2. Identify your Unique Selling Point
At International Marine Recruitment we have developed a culture of excellence and continuous development. The teams that we place on jobs represent our brand and so for this reason, we only employ highly skilled and motivated individuals that have the drive and the ambition to complete our contracted projects to our strict high standards.
These standards are why businesses around the world choose to use our teams, hence why we receive so many applications to join our database. It’s therefore imperative that you stand out as an individual and it’s your USP’s that help you do this. Whether it’s a wide range of testimonials, a personal success on a project or even name-dropping individual yachts and businesses you’ve worked for – we want to know!
3. Back up your claims!
When describing your past experience, it’s easy to say you’re good at something. What we really want to see are brief examples of your how skills have been implemented to make an impact.
The STAR model is a great way to ensure you’re providing tangible examples for your skills; formulate responses that cover the ‘Situation’, ‘Task’, ‘Action’ and ‘Result’ in a short key point that communicates how you and your specific actions aided the outcome.
This will provide our submissions team with the concise details they need to accurately assess your CV.
4. Tailor your CV to the job you’re applying for
Your CV is not a one-size-fits-all document, it is personal to you and your aspirations. This means you should tailor the CV to the position you’re applying for, taking into account the job description and key responsibilities so you can talk about relevant examples of your past work.
It’s key to remember that a CV is all about selling yourself by explaining your skills and experience.
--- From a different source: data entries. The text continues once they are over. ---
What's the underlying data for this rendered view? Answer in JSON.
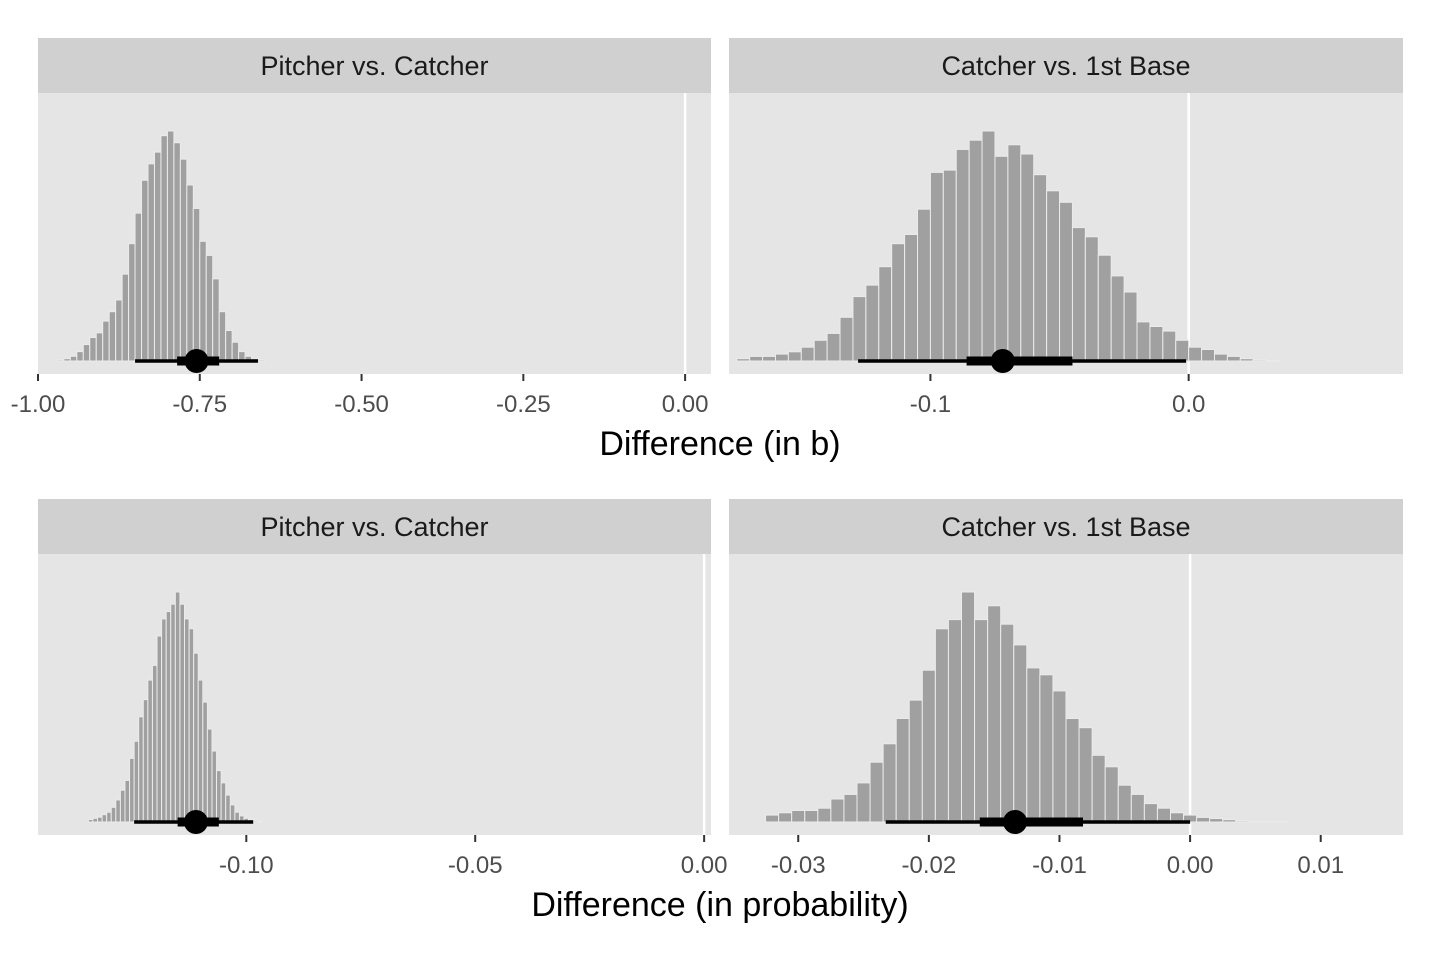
{
  "chart_data": [
    {
      "type": "bar",
      "subtype": "histogram-with-interval",
      "title": "Pitcher vs. Catcher",
      "xlabel": "Difference (in b)",
      "xlim": [
        -1.0,
        0.04
      ],
      "ticks": [
        -1.0,
        -0.75,
        -0.5,
        -0.25,
        0.0
      ],
      "tick_labels": [
        "-1.00",
        "-0.75",
        "-0.50",
        "-0.25",
        "0.00"
      ],
      "bin_start": -0.97,
      "bin_width": 0.01,
      "heights": [
        0.005,
        0.01,
        0.02,
        0.04,
        0.07,
        0.1,
        0.12,
        0.17,
        0.21,
        0.26,
        0.37,
        0.5,
        0.63,
        0.77,
        0.84,
        0.89,
        0.96,
        0.98,
        0.93,
        0.86,
        0.75,
        0.65,
        0.51,
        0.45,
        0.35,
        0.21,
        0.13,
        0.08,
        0.04,
        0.02,
        0.01,
        0.005
      ],
      "median": -0.755,
      "interval_66": [
        -0.785,
        -0.72
      ],
      "interval_95": [
        -0.85,
        -0.66
      ],
      "reference_line": 0.0
    },
    {
      "type": "bar",
      "subtype": "histogram-with-interval",
      "title": "Catcher vs. 1st Base",
      "xlabel": "Difference (in b)",
      "xlim": [
        -0.178,
        0.083
      ],
      "ticks": [
        -0.1,
        0.0
      ],
      "tick_labels": [
        "-0.1",
        "0.0"
      ],
      "bin_start": -0.175,
      "bin_width": 0.005,
      "heights": [
        0.01,
        0.02,
        0.02,
        0.03,
        0.04,
        0.06,
        0.09,
        0.12,
        0.19,
        0.28,
        0.33,
        0.41,
        0.51,
        0.55,
        0.66,
        0.82,
        0.83,
        0.92,
        0.96,
        1.0,
        0.89,
        0.94,
        0.9,
        0.81,
        0.74,
        0.69,
        0.58,
        0.54,
        0.46,
        0.37,
        0.3,
        0.17,
        0.15,
        0.13,
        0.09,
        0.06,
        0.05,
        0.03,
        0.02,
        0.01,
        0.005,
        0.002
      ],
      "median": -0.072,
      "interval_66": [
        -0.086,
        -0.045
      ],
      "interval_95": [
        -0.128,
        -0.001
      ],
      "reference_line": 0.0
    },
    {
      "type": "bar",
      "subtype": "histogram-with-interval",
      "title": "Pitcher vs. Catcher",
      "xlabel": "Difference (in probability)",
      "xlim": [
        -0.1455,
        0.0015
      ],
      "ticks": [
        -0.1,
        -0.05,
        0.0
      ],
      "tick_labels": [
        "-0.10",
        "-0.05",
        "0.00"
      ],
      "bin_start": -0.1345,
      "bin_width": 0.001,
      "heights": [
        0.01,
        0.015,
        0.02,
        0.03,
        0.04,
        0.06,
        0.09,
        0.13,
        0.17,
        0.26,
        0.33,
        0.43,
        0.5,
        0.58,
        0.64,
        0.76,
        0.83,
        0.86,
        0.89,
        0.94,
        0.89,
        0.83,
        0.79,
        0.69,
        0.58,
        0.49,
        0.38,
        0.29,
        0.21,
        0.16,
        0.11,
        0.07,
        0.04,
        0.025,
        0.015,
        0.01,
        0.005,
        0.003
      ],
      "median": -0.111,
      "interval_66": [
        -0.115,
        -0.106
      ],
      "interval_95": [
        -0.1245,
        -0.0985
      ],
      "reference_line": 0.0
    },
    {
      "type": "bar",
      "subtype": "histogram-with-interval",
      "title": "Catcher vs. 1st Base",
      "xlabel": "Difference (in probability)",
      "xlim": [
        -0.0353,
        0.0163
      ],
      "ticks": [
        -0.03,
        -0.02,
        -0.01,
        0.0,
        0.01
      ],
      "tick_labels": [
        "-0.03",
        "-0.02",
        "-0.01",
        "0.00",
        "0.01"
      ],
      "bin_start": -0.0325,
      "bin_width": 0.001,
      "heights": [
        0.03,
        0.04,
        0.05,
        0.05,
        0.06,
        0.1,
        0.12,
        0.17,
        0.26,
        0.34,
        0.45,
        0.53,
        0.66,
        0.84,
        0.88,
        1.0,
        0.88,
        0.94,
        0.86,
        0.77,
        0.67,
        0.64,
        0.57,
        0.45,
        0.41,
        0.29,
        0.24,
        0.16,
        0.12,
        0.08,
        0.06,
        0.04,
        0.03,
        0.02,
        0.015,
        0.01,
        0.005,
        0.002,
        0.001,
        0.001
      ],
      "median": -0.0134,
      "interval_66": [
        -0.0161,
        -0.0082
      ],
      "interval_95": [
        -0.0233,
        0.0
      ],
      "reference_line": 0.0
    }
  ],
  "axis_titles": [
    "Difference (in b)",
    "Difference (in probability)"
  ],
  "colors": {
    "panel_bg": "#e5e5e5",
    "strip_bg": "#d0d0d0",
    "bar_fill": "#a0a0a0",
    "bar_edge": "#ebebeb",
    "interval": "#000000",
    "reference_line": "#ffffff"
  }
}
If the ones you list are not relevant, we’re going to struggle to match you to an open position.
5. Don’t forget the basics
You may have the skills and experience we need, but if your CV is not legible, we may overlook it. Before you submit your CV, ensure it is clear of any spelling and/or grammar errors and the layout is clear and easy to read.
This final step also gives you a chance to read over what you’ve written so you can decide whether you’d like to add a little more information in.